Кожоль вскоре очутился подле молочницы.

– Скажите мне, добрая женщина, – начал он. – Я ищу брата, который, говорят, опасно поранился прошлой ночью…

Молочница не дала ему докончить.

– Как? Это ваш брат, красавец, которого отец Этьен взял вместе с его товарищем в свою карету? А! Как он был бледен! Бедное дитятко!

– Кто этот отец Этьен?

– Фермер из Бург-ла-Рен, он поставляет мне молоко каждое утро.

– А где можно его найти?

– Если он завершил свой объезд, то должен быть в улице дю Фур, в трактире «Баранья нога», где он завтракает, пока его лошадь ест овес.

Через пять минут Кожоль уже входил в трактир «Баранья нога» и спрашивал отца Этьена.

Ему указали на краснолицего, еще бодрого старика, который в эту минуту опускал ложку в полную тарелку щей. При первом слове графа молочник ответил:

– Я довез вашего брата и его друга до улицы Мон Блан. У дома под № 20 мы остановились, и здоровый выпрыгнул из кареты и взял своего больного товарища на руки.

– И вошел в № 20?

– Вот уж чего не сумею вам сказать. Чтоб довезти их, я дал порядочный крюк, опоздал с развозкой молока. Пришлось стегнуть Улисса и помчаться галопом без оглядки.
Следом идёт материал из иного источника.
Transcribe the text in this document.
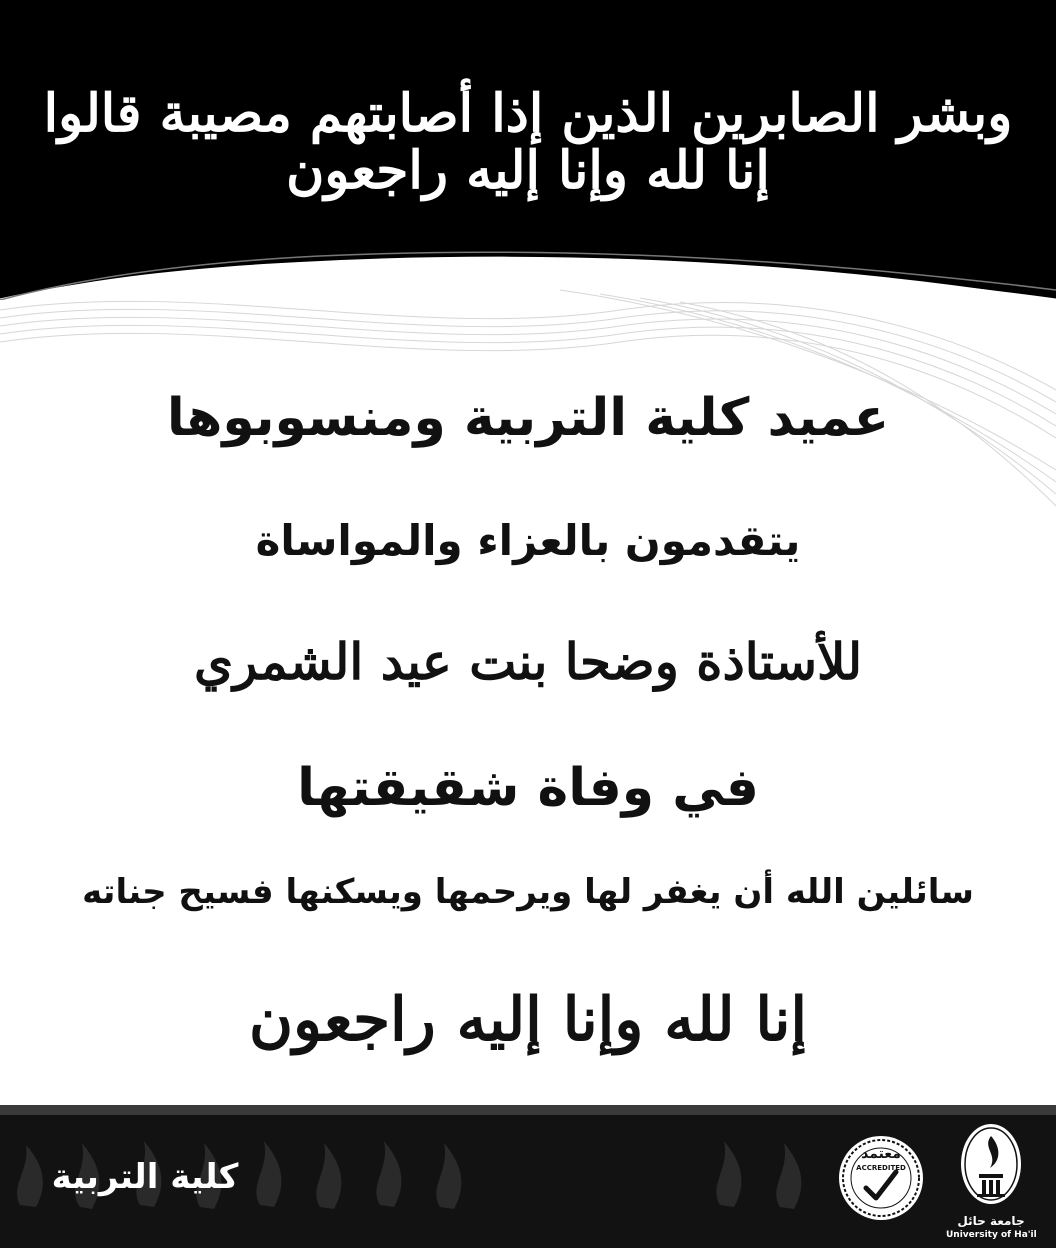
وبشر الصابرين الذين إذا أصابتهم مصيبة قالوا إنا لله وإنا إليه راجعون
عميد كلية التربية ومنسوبوها
يتقدمون بالعزاء والمواساة
للأستاذة وضحا بنت عيد الشمري
في وفاة شقيقتها
سائلين الله أن يغفر لها ويرحمها ويسكنها فسيح جناته
إنا لله وإنا إليه راجعون
كلية التربية
معتمد
ACCREDITED
جامعة حائل
University of Ha'il
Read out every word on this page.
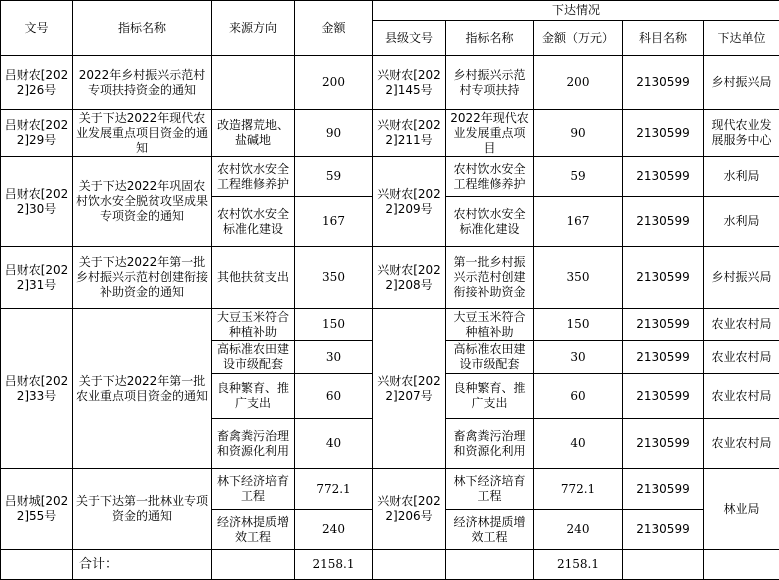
文号	指标名称	来源方向	金额	下达情况				
				县级文号	指标名称	金额（万元）	科目名称	下达单位
吕财农[2022]26号	2022年乡村振兴示范村专项扶持资金的通知		200	兴财农[2022]145号	乡村振兴示范村专项扶持	200	2130599	乡村振兴局
吕财农[2022]29号	关于下达2022年现代农业发展重点项目资金的通知	改造撂荒地、盐碱地	90	兴财农[2022]211号	2022年现代农业发展重点项目	90	2130599	现代农业发展服务中心
吕财农[2022]30号	关于下达2022年巩固农村饮水安全脱贫攻坚成果专项资金的通知	农村饮水安全工程维修养护	59	兴财农[2022]209号	农村饮水安全工程维修养护	59	2130599	水利局
		农村饮水安全标准化建设	167		农村饮水安全标准化建设	167	2130599	水利局
吕财农[2022]31号	关于下达2022年第一批乡村振兴示范村创建衔接补助资金的通知	其他扶贫支出	350	兴财农[2022]208号	第一批乡村振兴示范村创建衔接补助资金	350	2130599	乡村振兴局
吕财农[2022]33号	关于下达2022年第一批农业重点项目资金的通知	大豆玉米符合种植补助	150	兴财农[2022]207号	大豆玉米符合种植补助	150	2130599	农业农村局
		高标准农田建设市级配套	30		高标准农田建设市级配套	30	2130599	农业农村局
		良种繁育、推广支出	60		良种繁育、推广支出	60	2130599	农业农村局
		畜禽粪污治理和资源化利用	40		畜禽粪污治理和资源化利用	40	2130599	农业农村局
吕财城[2022]55号	关于下达第一批林业专项资金的通知	林下经济培育工程	772.1	兴财农[2022]206号	林下经济培育工程	772.1	2130599	林业局
		经济林提质增效工程	240		经济林提质增效工程	240	2130599	
	合计：		2158.1			2158.1		
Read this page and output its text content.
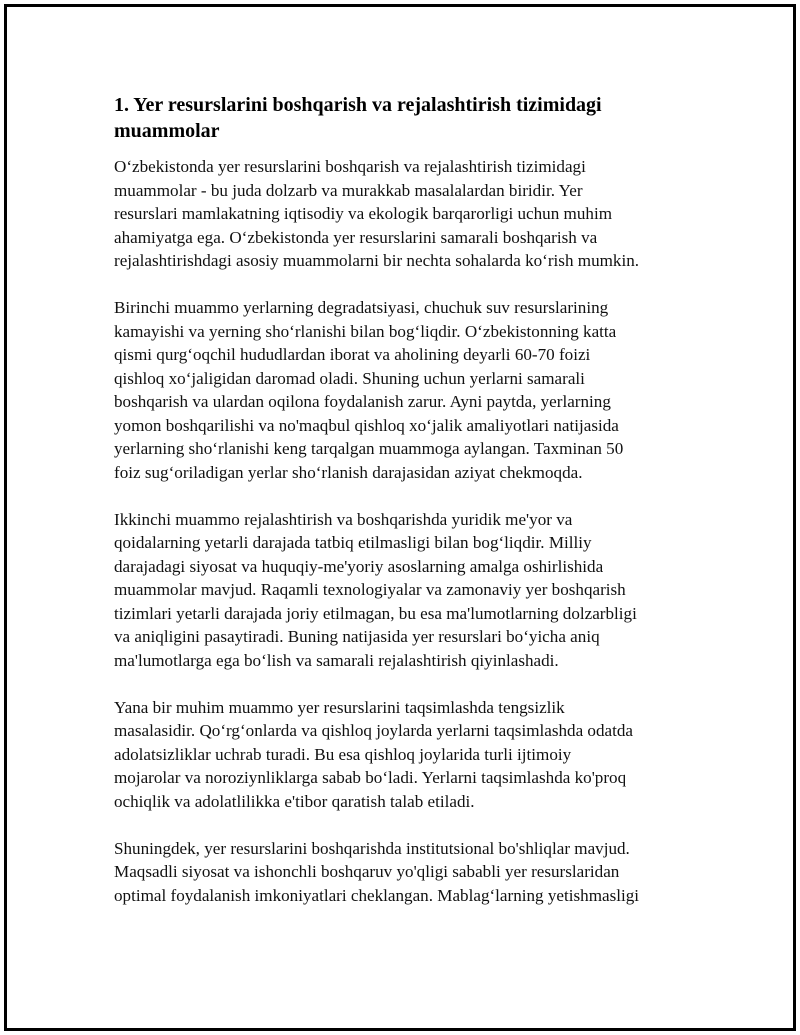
1. Yer resurslarini boshqarish va rejalashtirish tizimidagi
muammolar

O‘zbekistonda yer resurslarini boshqarish va rejalashtirish tizimidagi
muammolar - bu juda dolzarb va murakkab masalalardan biridir. Yer
resurslari mamlakatning iqtisodiy va ekologik barqarorligi uchun muhim
ahamiyatga ega. O‘zbekistonda yer resurslarini samarali boshqarish va
rejalashtirishdagi asosiy muammolarni bir nechta sohalarda ko‘rish mumkin.

Birinchi muammo yerlarning degradatsiyasi, chuchuk suv resurslarining
kamayishi va yerning sho‘rlanishi bilan bog‘liqdir. O‘zbekistonning katta
qismi qurg‘oqchil hududlardan iborat va aholining deyarli 60-70 foizi
qishloq xo‘jaligidan daromad oladi. Shuning uchun yerlarni samarali
boshqarish va ulardan oqilona foydalanish zarur. Ayni paytda, yerlarning
yomon boshqarilishi va no'maqbul qishloq xo‘jalik amaliyotlari natijasida
yerlarning sho‘rlanishi keng tarqalgan muammoga aylangan. Taxminan 50
foiz sug‘oriladigan yerlar sho‘rlanish darajasidan aziyat chekmoqda.

Ikkinchi muammo rejalashtirish va boshqarishda yuridik me'yor va
qoidalarning yetarli darajada tatbiq etilmasligi bilan bog‘liqdir. Milliy
darajadagi siyosat va huquqiy-me'yoriy asoslarning amalga oshirlishida
muammolar mavjud. Raqamli texnologiyalar va zamonaviy yer boshqarish
tizimlari yetarli darajada joriy etilmagan, bu esa ma'lumotlarning dolzarbligi
va aniqligini pasaytiradi. Buning natijasida yer resurslari bo‘yicha aniq
ma'lumotlarga ega bo‘lish va samarali rejalashtirish qiyinlashadi.

Yana bir muhim muammo yer resurslarini taqsimlashda tengsizlik
masalasidir. Qo‘rg‘onlarda va qishloq joylarda yerlarni taqsimlashda odatda
adolatsizliklar uchrab turadi. Bu esa qishloq joylarida turli ijtimoiy
mojarolar va noroziynliklarga sabab bo‘ladi. Yerlarni taqsimlashda ko'proq
ochiqlik va adolatlilikka e'tibor qaratish talab etiladi.

Shuningdek, yer resurslarini boshqarishda institutsional bo'shliqlar mavjud.
Maqsadli siyosat va ishonchli boshqaruv yo'qligi sababli yer resurslaridan
optimal foydalanish imkoniyatlari cheklangan. Mablag‘larning yetishmasligi
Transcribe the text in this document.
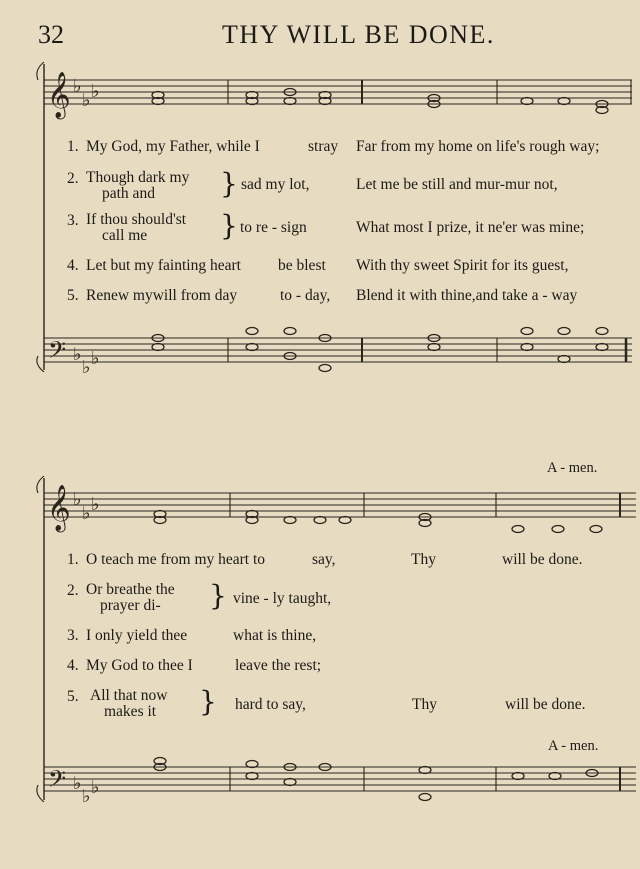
32	THY WILL BE DONE.
𝄞 ♭
♭ ♭
𝄢 ♭
♭ ♭
𝄞 ♭
♭ ♭
𝄢 ♭
♭ ♭
1. My God, my Father, while I	stray Far from my home on life's rough way;
2. Though dark my
path and } sad my lot,	Let me be still and mur-mur not,
3. If thou should'st
call me	} to re - sign	What most I prize, it ne'er was mine;
4. Let but my fainting heart be blest With thy sweet Spirit for its guest,
5. Renew mywill from day	to - day, Blend it with thine,and take a - way
A - men.
1. O teach me from my heart to	say,	Thy	will be done.
2. Or breathe the
prayer di- } vine - ly taught,
3. I only yield thee	what is thine,
4. My God to thee I	leave the rest;
5. All that now
makes it } hard to say,	Thy	will be done.
A - men.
Попробовав предложить Этьену вознаграждение, от которого тот отказался, Кожоль пустился в путь, к улице Мон Блан.

Отыскав дом № 20, он внимательно осмотрел его.

VI

Ивон не умер.

В отчаянной неравной борьбе, он получил жестокий удар в голову, от которого, как подкошенный, упал на мостовую, где враги и оставили его, посчитав мертвым.

Он дышал, но был в беспамятстве, когда его поднял незнакомец, друг или недруг, по следам которого граф Кожоль дошел до улицы Мон Блан.

Если ранения в голову сразу не убивают человека, то выздоровление наступает быстро.

После глубокого обморока Ивон пришел наконец в чувство. Сколько он пробыл в забытьи, Бералек не смог понять. Сначала мысль смутно шевелилась в его отяжелевшей голове, но мало-помалу сознание возвратилось к нему, а с ним и память прояснилась.

Поручение, данное аббатом Монтескью, бал в Люксембурге, партия с Баррасом, и, наконец, женщина… один вид которой обратил его в бегство; эта женщина, которая публично выставляла свое бесчестие… она, которую он знал такой скромной и целомудренной! Да, он был уверен, эта женщина – Елена, его обожаемая невеста, воспоминание о которой навсегда сохранилось в глубине его сердца, несмотря на все усилия изгнать его. Да, эта женщина, на которую он когда-то смотрел не иначе, как на святую, теперь… на нее указывали пальцем, говоря: вот любовница Барраса!.. развратного Барраса, всю жизнь вращавшегося в кругу доступных женщин, человека, пресыщенного удовольствиями, которого она, однако, сумела обуздать, благодаря, конечно, своей крайней испорченности.

Крупные слезы катились по исхудалым щекам раненого при мысли о том, что сделалось с кумиром его юности!

Потом больной вспомнил о неожиданном нападении, когда обступившие враги подло бросились на него без всякого предупреждения по одному лишь данному сигналу. Он припомнил, что двумя выстрелами убил одного из нападающих и смертельно ранил другого. В его памяти оживали малейшие подробности этого ожесточенного боя, боя не на жизнь, а на смерть, до той минуты, когда удар дубиной по голове ошеломил его.

– Где я? – спросил он себя, увидев, что лежит не на мостовой, обливаясь кровью, а в мягкой постели, с головой, обвязанной бинтами.

Истощенный потерей крови и разбитый горем, бедный кавалер не мог шевельнуть ни одним мускулом. Положение головы на подушке не позволяло ему как следует осмотреться.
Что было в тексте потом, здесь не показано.